6. The apparatus according to claim 4 or 5, wherein the second determining subunit is specifically configured to: selecting a GPU which contains the tasks in execution and has higher priority than the new tasks from the second candidate GPUs as a target GPU;

and/or the third determining subunit is specifically configured to: and selecting one GPU from the third candidate GPUs, wherein the priority of the task in execution is higher than that of the new task, and the selected GPU is used as a target GPU.

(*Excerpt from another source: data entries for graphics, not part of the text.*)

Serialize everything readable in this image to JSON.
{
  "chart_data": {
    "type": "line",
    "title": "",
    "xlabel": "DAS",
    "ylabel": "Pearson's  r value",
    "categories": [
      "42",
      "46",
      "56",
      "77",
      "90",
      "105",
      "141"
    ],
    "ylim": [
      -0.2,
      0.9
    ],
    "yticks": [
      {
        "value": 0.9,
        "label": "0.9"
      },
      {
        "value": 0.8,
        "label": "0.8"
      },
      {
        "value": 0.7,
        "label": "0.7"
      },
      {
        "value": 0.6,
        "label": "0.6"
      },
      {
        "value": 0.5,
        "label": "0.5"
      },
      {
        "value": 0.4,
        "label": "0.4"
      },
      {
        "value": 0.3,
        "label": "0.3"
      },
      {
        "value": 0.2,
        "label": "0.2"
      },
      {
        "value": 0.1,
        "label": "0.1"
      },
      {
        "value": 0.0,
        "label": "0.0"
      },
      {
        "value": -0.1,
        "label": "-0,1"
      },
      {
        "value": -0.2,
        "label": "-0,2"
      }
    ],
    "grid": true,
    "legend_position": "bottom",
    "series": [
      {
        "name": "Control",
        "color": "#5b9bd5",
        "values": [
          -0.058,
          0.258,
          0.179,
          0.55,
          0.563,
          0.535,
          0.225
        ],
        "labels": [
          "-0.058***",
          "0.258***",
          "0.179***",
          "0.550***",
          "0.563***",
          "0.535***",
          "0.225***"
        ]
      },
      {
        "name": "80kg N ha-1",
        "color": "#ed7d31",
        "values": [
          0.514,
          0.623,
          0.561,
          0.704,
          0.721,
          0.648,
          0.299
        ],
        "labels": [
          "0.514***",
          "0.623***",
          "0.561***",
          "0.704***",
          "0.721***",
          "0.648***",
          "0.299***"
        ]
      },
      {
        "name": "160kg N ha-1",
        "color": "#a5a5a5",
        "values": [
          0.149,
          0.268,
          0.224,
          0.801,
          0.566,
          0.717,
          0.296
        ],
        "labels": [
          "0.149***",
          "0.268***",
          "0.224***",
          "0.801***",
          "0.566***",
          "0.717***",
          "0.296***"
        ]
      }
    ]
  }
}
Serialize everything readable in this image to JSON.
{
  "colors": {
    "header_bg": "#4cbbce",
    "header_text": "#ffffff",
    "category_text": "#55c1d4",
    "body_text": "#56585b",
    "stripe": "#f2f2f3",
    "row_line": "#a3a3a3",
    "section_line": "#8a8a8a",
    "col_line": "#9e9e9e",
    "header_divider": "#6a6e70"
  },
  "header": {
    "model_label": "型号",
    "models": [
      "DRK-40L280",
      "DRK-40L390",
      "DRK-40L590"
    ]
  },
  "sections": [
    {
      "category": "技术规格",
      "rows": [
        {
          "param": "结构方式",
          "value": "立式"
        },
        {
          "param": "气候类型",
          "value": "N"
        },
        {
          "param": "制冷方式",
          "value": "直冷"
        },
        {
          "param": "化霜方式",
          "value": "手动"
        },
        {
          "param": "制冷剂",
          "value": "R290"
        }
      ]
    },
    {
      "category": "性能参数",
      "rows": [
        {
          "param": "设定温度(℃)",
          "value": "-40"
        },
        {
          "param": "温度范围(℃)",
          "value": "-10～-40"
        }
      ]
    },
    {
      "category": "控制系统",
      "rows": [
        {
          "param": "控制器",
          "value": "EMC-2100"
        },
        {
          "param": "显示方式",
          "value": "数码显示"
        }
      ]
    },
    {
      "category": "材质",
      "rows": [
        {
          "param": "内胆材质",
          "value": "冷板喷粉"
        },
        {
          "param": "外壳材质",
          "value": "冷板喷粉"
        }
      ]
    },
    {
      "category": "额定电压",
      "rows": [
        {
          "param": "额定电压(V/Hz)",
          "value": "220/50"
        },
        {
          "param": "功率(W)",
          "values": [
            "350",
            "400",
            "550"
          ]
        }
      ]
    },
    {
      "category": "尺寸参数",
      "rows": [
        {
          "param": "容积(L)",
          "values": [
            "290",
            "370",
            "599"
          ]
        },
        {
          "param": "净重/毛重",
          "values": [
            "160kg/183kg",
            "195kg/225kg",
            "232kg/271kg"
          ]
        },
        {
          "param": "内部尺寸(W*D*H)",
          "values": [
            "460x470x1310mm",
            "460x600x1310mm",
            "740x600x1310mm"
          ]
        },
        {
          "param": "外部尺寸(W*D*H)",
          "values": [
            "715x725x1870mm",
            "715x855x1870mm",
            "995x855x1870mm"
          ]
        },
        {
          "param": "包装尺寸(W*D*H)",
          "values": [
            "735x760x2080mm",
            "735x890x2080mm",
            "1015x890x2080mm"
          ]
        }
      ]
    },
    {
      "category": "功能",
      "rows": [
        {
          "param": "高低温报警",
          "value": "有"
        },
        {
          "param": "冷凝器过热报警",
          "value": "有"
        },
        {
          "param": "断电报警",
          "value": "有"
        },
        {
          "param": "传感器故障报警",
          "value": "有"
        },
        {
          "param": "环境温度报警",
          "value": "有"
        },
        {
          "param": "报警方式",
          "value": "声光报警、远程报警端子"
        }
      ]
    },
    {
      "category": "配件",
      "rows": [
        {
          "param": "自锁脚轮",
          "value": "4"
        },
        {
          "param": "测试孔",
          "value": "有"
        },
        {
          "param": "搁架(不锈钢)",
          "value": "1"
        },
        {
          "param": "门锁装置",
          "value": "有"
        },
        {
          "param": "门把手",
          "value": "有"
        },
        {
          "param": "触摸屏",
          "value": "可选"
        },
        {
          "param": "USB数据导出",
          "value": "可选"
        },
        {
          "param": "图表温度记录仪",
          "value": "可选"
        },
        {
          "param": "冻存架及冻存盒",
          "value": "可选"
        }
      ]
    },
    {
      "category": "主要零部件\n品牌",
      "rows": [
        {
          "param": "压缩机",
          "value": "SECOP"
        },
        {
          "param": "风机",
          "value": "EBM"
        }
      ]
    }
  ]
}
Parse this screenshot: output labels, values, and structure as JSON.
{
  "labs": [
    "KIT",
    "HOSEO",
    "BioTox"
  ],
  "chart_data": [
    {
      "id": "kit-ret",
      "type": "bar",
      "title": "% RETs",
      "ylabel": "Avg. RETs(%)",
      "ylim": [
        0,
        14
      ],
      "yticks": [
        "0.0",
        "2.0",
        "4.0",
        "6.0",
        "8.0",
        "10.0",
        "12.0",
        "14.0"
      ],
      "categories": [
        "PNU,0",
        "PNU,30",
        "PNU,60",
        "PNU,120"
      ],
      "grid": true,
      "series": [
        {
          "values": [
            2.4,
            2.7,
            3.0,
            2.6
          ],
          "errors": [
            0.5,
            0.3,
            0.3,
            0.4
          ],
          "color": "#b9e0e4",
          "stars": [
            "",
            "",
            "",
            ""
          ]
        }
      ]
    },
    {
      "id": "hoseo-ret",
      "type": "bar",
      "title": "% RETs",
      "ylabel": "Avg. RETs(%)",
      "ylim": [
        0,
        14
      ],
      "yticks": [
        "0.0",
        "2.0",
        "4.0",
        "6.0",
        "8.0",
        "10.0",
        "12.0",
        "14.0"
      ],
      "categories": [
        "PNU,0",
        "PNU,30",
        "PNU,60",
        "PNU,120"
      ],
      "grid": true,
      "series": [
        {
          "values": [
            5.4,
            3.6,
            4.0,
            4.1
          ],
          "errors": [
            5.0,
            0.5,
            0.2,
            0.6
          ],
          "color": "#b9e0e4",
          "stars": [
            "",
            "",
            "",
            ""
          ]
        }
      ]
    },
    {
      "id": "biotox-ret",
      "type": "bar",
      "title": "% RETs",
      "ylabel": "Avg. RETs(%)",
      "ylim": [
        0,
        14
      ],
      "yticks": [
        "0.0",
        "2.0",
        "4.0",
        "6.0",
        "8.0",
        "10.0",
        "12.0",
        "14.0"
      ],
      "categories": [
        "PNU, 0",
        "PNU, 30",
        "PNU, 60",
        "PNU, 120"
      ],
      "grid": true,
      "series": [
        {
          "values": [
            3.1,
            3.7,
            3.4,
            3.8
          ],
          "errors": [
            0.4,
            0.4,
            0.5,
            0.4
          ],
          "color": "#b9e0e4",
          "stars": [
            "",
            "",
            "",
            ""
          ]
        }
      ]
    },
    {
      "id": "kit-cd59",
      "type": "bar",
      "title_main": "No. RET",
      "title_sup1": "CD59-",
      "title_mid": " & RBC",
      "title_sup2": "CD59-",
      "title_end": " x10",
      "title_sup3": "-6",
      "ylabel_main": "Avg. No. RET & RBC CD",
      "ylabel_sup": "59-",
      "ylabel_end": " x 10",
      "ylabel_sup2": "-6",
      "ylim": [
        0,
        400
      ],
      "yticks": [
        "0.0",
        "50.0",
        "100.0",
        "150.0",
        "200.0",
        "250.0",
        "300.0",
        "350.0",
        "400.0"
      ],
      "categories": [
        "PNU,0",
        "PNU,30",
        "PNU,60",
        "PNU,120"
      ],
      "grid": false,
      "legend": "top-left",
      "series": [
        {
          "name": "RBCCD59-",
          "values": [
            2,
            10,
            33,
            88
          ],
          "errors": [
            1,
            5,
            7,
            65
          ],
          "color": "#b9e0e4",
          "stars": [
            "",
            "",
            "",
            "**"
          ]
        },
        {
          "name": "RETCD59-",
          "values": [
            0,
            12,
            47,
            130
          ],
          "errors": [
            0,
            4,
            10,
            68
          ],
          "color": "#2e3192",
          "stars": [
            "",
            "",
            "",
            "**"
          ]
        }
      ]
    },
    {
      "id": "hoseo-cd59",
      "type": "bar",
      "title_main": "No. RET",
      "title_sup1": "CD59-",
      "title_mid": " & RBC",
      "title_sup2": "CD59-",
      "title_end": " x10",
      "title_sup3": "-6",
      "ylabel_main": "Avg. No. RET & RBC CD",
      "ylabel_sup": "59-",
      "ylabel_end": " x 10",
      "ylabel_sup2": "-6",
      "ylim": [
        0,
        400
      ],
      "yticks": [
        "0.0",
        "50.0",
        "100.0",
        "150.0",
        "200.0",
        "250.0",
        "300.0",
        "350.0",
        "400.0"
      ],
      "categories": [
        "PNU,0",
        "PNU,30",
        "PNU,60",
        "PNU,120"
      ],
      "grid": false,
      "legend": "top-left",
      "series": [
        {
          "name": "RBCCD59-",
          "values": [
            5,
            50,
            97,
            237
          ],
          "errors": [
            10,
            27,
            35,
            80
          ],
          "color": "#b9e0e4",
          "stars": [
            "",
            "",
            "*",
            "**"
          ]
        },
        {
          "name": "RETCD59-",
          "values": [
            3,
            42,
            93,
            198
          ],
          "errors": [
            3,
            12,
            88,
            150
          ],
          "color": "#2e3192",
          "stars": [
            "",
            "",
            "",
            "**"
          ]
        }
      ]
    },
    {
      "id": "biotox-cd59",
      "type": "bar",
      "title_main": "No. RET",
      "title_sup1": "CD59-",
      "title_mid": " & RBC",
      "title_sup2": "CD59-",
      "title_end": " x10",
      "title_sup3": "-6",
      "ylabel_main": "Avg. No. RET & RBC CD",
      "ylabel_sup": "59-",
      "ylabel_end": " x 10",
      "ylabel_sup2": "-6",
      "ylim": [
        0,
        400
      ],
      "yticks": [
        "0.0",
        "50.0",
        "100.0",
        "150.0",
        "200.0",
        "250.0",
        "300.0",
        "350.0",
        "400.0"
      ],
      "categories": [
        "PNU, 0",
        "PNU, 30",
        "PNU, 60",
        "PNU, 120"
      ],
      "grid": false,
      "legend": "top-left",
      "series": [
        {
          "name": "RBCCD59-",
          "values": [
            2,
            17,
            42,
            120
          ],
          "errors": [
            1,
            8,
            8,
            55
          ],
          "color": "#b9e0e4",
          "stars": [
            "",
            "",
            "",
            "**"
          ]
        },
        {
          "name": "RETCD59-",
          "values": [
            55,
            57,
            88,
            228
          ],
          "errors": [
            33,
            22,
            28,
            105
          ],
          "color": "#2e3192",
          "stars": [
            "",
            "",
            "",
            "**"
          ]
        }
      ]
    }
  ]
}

7. A resource scheduling system is characterized by comprising a master server and a plurality of worker end host machines which are respectively connected with the master server:

the master server is used for monitoring the distributable resources of each GPU in each host machine; when a new task is received, determining demand resources corresponding to the new task; determining a target GPU of which the distributable resources meet the required resources according to the distributable resources of each GPU in the host machine; distributing resources for the new task from the distributable resources of the target GPU, and distributing the new task to a host machine where the target GPU is located;

the method for determining the target GPU with the distributable resources meeting the demand resources according to the distributable resources of the GPUs in the host machine specifically comprises the following steps:

if second candidate GPUs exist, selecting one GPU from the second candidate GPUs as a target GPU;

if no second candidate GPU exists, then: judging whether a third candidate GPU with the sum of idle resources and sharable resources larger than or equal to the required resources exists in each GPU of the host machine; if a third candidate GPU exists, selecting one GPU from the third candidate GPUs as a target GPU,

the host machine is used for determining the distributable resources of each GPU in the host machine, sending the distributable resources to the master-end server and executing the tasks distributed by the master-end server,

the determining of the allocable resources in each GPU in the host includes:

monitoring idle resources which are not allocated to the tasks in execution in each GPU in the host, predicting sharable resources which are not utilized by the tasks in execution within a period of time in the resources which are allocated to the tasks in execution in each GPU in the host, and taking the idle resources and the sharable resources as allocable resources.